Olay, geçen cumartesi günü saat 18.30 sıralarında Bahçelievler'de meydana geldi. Selim Tekin (28), saplantılı olduğu Beyza Doğan'ın ailesinin evine gelerek zorla içeri girdi. Daha sonra 16 yaşındaki Beyza Doğan'ı banyoya götürerek ensesinden ateş etti. Tekin daha sonra intihar girişiminde bulundu.

O sırada evde bulunan Beyza Doğan'ın kardeşi "Kardeşimi kurtarın" diye bağırdı. İhbarı üzerine olay yerine polis ve sağlık ekibi sevk edildi. Yaralılar olay yerinde yapılan ilk müdahalenin ardından hastanede tedavi altına alındı. 16 yaşındaki Beyza Doğan iki gün süren yaşam mücadelesi kaybetti. Beyza'nın cenazesi Adli Tıp Kurumu'nda alınarak defnedilmek üzere memleketi Şanlıurfa'ya götürülecek.

Cuma Doğan


DEVLETİMİZ BİZİ KORUR DİYE İÇİM RAHATTI

Adli Tıp Kurumu önünde konuşan baba Cuma Doğan, kızının koruma kararına rağmen Selim Tekin'in binaya girmesine tepki göstererek, şunları söyledi:

- Kızım ilk kaçtığı zaman çocuk büroya gittim, şikayette bulundum, beni bir hafta oyaladılar. Defalarca bu şahıs kızımı kaçırma teşebbüsünde bulundu. Bakırköy Adliyesine 35 kere şikayette bulundum. Ben karakola gidip kızımı nasıl koruyacağımı sordum. Beni Bakırköy Adliyesi'ne yönlendirdiler. Bu kişi yine benim işte bulunduğum saatte eve tekmeleyerek geldi. Parklarda yatan biri.

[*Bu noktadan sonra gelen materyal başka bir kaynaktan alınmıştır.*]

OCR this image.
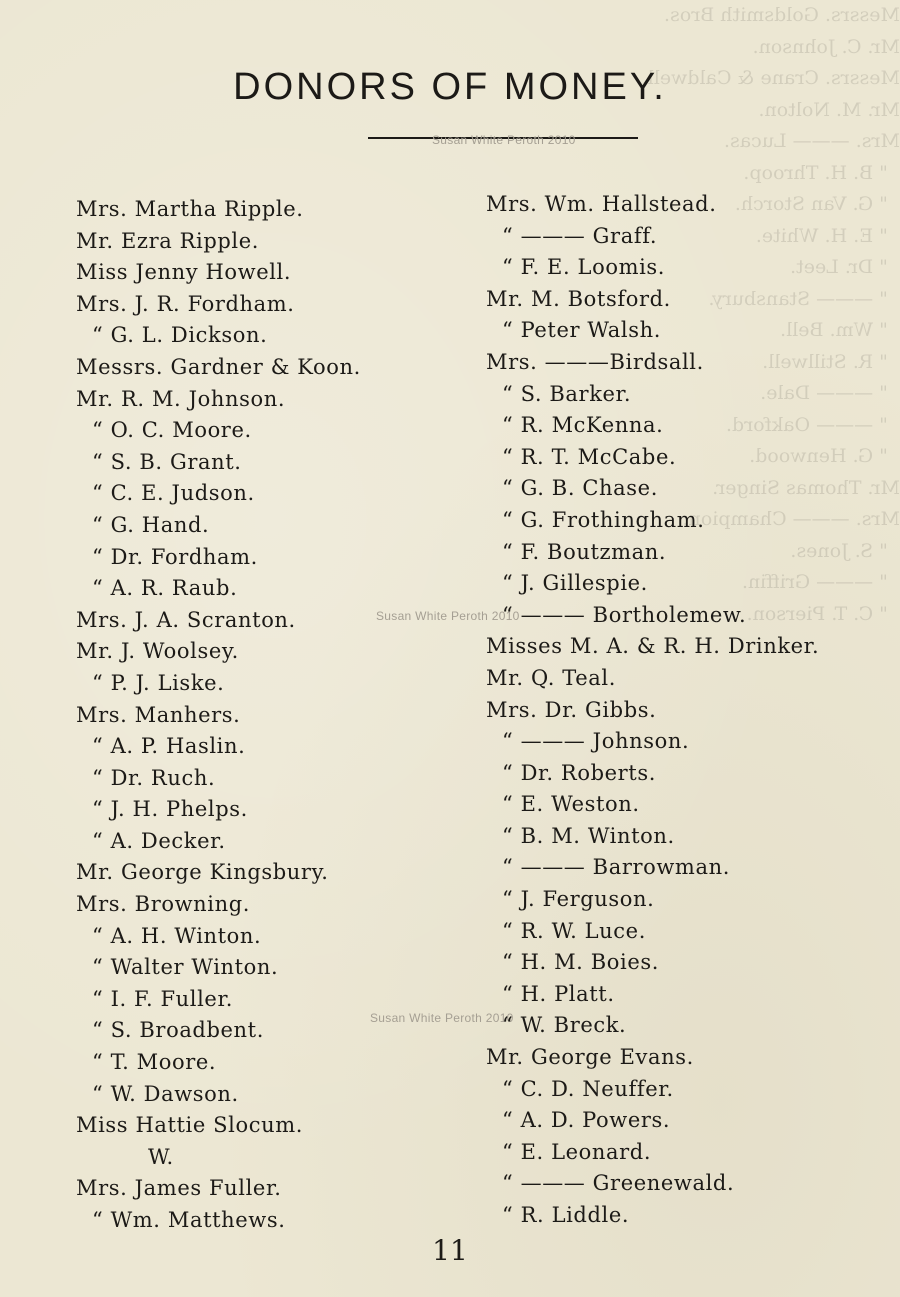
Messrs. Goldsmith Bros.
Mr. C. Johnson.
Messrs. Crane & Caldwell.
Mr. M. Nolton.
Mrs. ——— Lucas.
" B. H. Throop.
" G. Van Storch.
" E. H. White.
" Dr. Leet.
" ——— Stansbury.
" Wm. Bell.
" R. Stillwell.
" ——— Dale.
" ——— Oakford.
" G. Henwood.
Mr. Thomas Singer.
Mrs. ——— Champion.
" S. Jones.
" ——— Griffin.
" C. T. Pierson.
DONORS OF MONEY.
Susan White Peroth 2010
Susan White Peroth 2010
Susan White Peroth 2010
Mrs. Martha Ripple.
Mr. Ezra Ripple.
Miss Jenny Howell.
Mrs. J. R. Fordham.
“ G. L. Dickson.
Messrs. Gardner & Koon.
Mr. R. M. Johnson.
“ O. C. Moore.
“ S. B. Grant.
“ C. E. Judson.
“ G. Hand.
“ Dr. Fordham.
“ A. R. Raub.
Mrs. J. A. Scranton.
Mr. J. Woolsey.
“ P. J. Liske.
Mrs. Manhers.
“ A. P. Haslin.
“ Dr. Ruch.
“ J. H. Phelps.
“ A. Decker.
Mr. George Kingsbury.
Mrs. Browning.
“ A. H. Winton.
“ Walter Winton.
“ I. F. Fuller.
“ S. Broadbent.
“ T. Moore.
“ W. Dawson.
Miss Hattie Slocum.
W.
Mrs. James Fuller.
“ Wm. Matthews.
Mrs. Wm. Hallstead.
“ ——— Graff.
“ F. E. Loomis.
Mr. M. Botsford.
“ Peter Walsh.
Mrs. ———Birdsall.
“ S. Barker.
“ R. McKenna.
“ R. T. McCabe.
“ G. B. Chase.
“ G. Frothingham.
“ F. Boutzman.
“ J. Gillespie.
“ ——— Bortholemew.
Misses M. A. & R. H. Drinker.
Mr. Q. Teal.
Mrs. Dr. Gibbs.
“ ——— Johnson.
“ Dr. Roberts.
“ E. Weston.
“ B. M. Winton.
“ ——— Barrowman.
“ J. Ferguson.
“ R. W. Luce.
“ H. M. Boies.
“ H. Platt.
“ W. Breck.
Mr. George Evans.
“ C. D. Neuffer.
“ A. D. Powers.
“ E. Leonard.
“ ——— Greenewald.
“ R. Liddle.
11
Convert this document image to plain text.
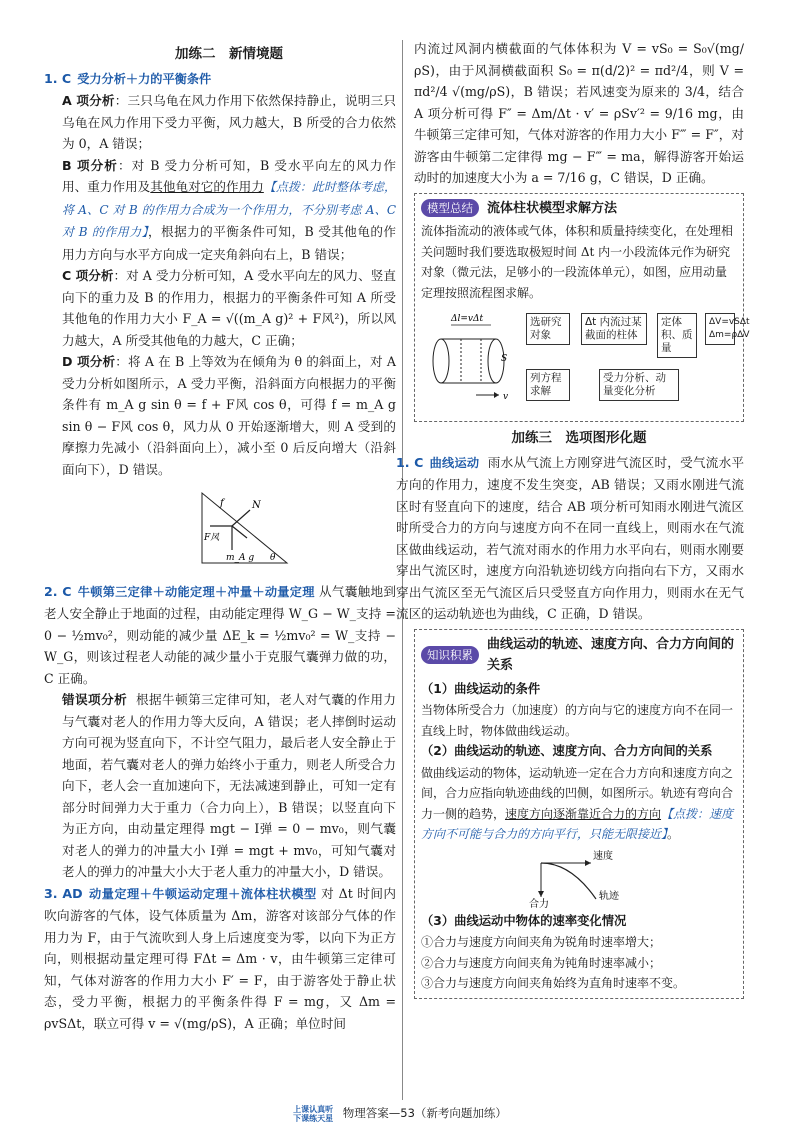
加练二　新情境题
1. C 受力分析＋力的平衡条件

A 项分析：三只乌龟在风力作用下依然保持静止，说明三只乌龟在风力作用下受力平衡，风力越大，B 所受的合力依然为 0，A 错误；

B 项分析：对 B 受力分析可知，B 受水平向左的风力作用、重力作用及其他龟对它的作用力【点拨：此时整体考虑，将 A、C 对 B 的作用力合成为一个作用力，不分别考虑 A、C 对 B 的作用力】，根据力的平衡条件可知，B 受其他龟的作用力方向与水平方向成一定夹角斜向右上，B 错误；

C 项分析：对 A 受力分析可知，A 受水平向左的风力、竖直向下的重力及 B 的作用力，根据力的平衡条件可知 A 所受其他龟的作用力大小 F_A = √((m_A g)² + F风²)，所以风力越大，A 所受其他龟的力越大，C 正确；

D 项分析：将 A 在 B 上等效为在倾角为 θ 的斜面上，对 A 受力分析如图所示，A 受力平衡，沿斜面方向根据力的平衡条件有 m_A g sin θ = f + F风 cos θ，可得 f = m_A g sin θ − F风 cos θ，风力从 0 开始逐渐增大，则 A 受到的摩擦力先减小（沿斜面向上），减小至 0 后反向增大（沿斜面向下），D 错误。

f	N
F风
m_A g θ

2. C 牛顿第三定律＋动能定理＋冲量＋动量定理 从气囊触地到老人安全静止于地面的过程，由动能定理得 W_G − W_支持 = 0 − ½mv₀²，则动能的减少量 ΔE_k = ½mv₀² = W_支持 − W_G，则该过程老人动能的减少量小于克服气囊弹力做的功，C 正确。

错误项分析 根据牛顿第三定律可知，老人对气囊的作用力与气囊对老人的作用力等大反向，A 错误；老人摔倒时运动方向可视为竖直向下，不计空气阻力，最后老人安全静止于地面，若气囊对老人的弹力始终小于重力，则老人所受合力向下，老人会一直加速向下，无法减速到静止，可知一定有部分时间弹力大于重力（合力向上），B 错误；以竖直向下为正方向，由动量定理得 mgt − I弹 = 0 − mv₀，则气囊对老人的弹力的冲量大小 I弹 = mgt + mv₀，可知气囊对老人的弹力的冲量大小大于老人重力的冲量大小，D 错误。

3. AD 动量定理＋牛顿运动定理＋流体柱状模型 对 Δt 时间内吹向游客的气体，设气体质量为 Δm，游客对该部分气体的作用力为 F，由于气流吹到人身上后速度变为零，以向下为正方向，则根据动量定理可得 FΔt = Δm · v，由牛顿第三定律可知，气体对游客的作用力大小 F′ = F，由于游客处于静止状态，受力平衡，根据力的平衡条件得 F = mg，又 Δm = ρvSΔt，联立可得 v = √(mg/ρS)，A 正确；单位时间

内流过风洞内横截面的气体体积为 V = vS₀ = S₀√(mg/ρS)，由于风洞横截面积 S₀ = π(d/2)² = πd²/4，则 V = πd²/4 √(mg/ρS)，B 错误；若风速变为原来的 3/4，结合 A 项分析可得 F″ = Δm/Δt · v′ = ρSv′² = 9/16 mg，由牛顿第三定律可知，气体对游客的作用力大小 F‴ = F″，对游客由牛顿第二定律得 mg − F‴ = ma，解得游客开始运动时的加速度大小为 a = 7/16 g，C 错误，D 正确。

模型总结	流体柱状模型求解方法
流体指流动的液体或气体，体积和质量持续变化，在处理相关问题时我们要选取极短时间 Δt 内一小段流体元作为研究对象（微元法，足够小的一段流体单元），如图，应用动量定理按照流程图求解。
Δl=vΔt
v
S
选研究对象
Δt 内流过某截面的柱体
定体积、质量
ΔV=vSΔt Δm=ρΔV
列方程求解
受力分析、动量变化分析
加练三　选项图形化题

1. C 曲线运动 雨水从气流上方刚穿进气流区时，受气流水平方向的作用力，速度不发生突变，AB 错误；又雨水刚进气流区时有竖直向下的速度，结合 AB 项分析可知雨水刚进气流区时所受合力的方向与速度方向不在同一直线上，则雨水在气流区做曲线运动，若气流对雨水的作用力水平向右，则雨水刚要穿出气流区时，速度方向沿轨迹切线方向指向右下方，又雨水穿出气流区至无气流区后只受竖直方向作用力，则雨水在无气流区的运动轨迹也为曲线，C 正确，D 错误。

知识积累
曲线运动的轨迹、速度方向、合力方向间的关系
（1）曲线运动的条件
当物体所受合力（加速度）的方向与它的速度方向不在同一直线上时，物体做曲线运动。
（2）曲线运动的轨迹、速度方向、合力方向间的关系
做曲线运动的物体，运动轨迹一定在合力方向和速度方向之间，合力应指向轨迹曲线的凹侧，如图所示。轨迹有弯向合力一侧的趋势，速度方向逐渐靠近合力的方向【点拨：速度方向不可能与合力的方向平行，只能无限接近】。
速度
合力
轨迹
（3）曲线运动中物体的速率变化情况
①合力与速度方向间夹角为锐角时速率增大；
②合力与速度方向间夹角为钝角时速率减小；
③合力与速度方向间夹角始终为直角时速率不变。
上课认真听
下课练天星 物理答案—53（新考向题加练）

- Ben yaptıklarından sonra tekrar adliyeye gittim, nöbetçi savcıya kendisinin benim evime geldiğini saldırdığını söyledim. Koruma kararı verdiler. Devletimiz bizi koruyor diye içim rahattı. Bu kişi yine bizi takip edip kızımın dışarı çıktığı bir saatte binaya girip bir üst katta bekliyor. Kızım tekrar eve geldiğinde kapıyı açtığında bu da arkasından zorlayarak rehin alıyor. Kızımı koltuk altına alıp silahı kafasına doğrultuyor, annesi yalvarmasına rağmen kızı götürmek istiyor. Kızım 'istemiyorum gelmiyorum' diye ona yalvarıyor.

ŞU AN KIZIM MORGDA YATIYOR

- 700 bin liraya soygun yaptığını söylüyor, birlikte yurt dışına gitmek istediğini söylüyor. Diğer kızım ise 'yardım edin' diye bağırdığında kızımın kafasına sıkıyor. Ardından kendi kafasına sıkıyor. Benim kızım şu an hayatta değil. Ben Türkiye'deki adaletten şikayetçiyim, şu an kızım morgda yatıyor. Bunun hesabını kim verecek? Ben kimden hesap soracağım? Gidip savcıya yalvardım, en azından uzak dursun diye ufak bir ceza versinler istedim. Bana yerime oturmam gerektiğini söyledi, kızımın şikayetçi olmadığını söyledi.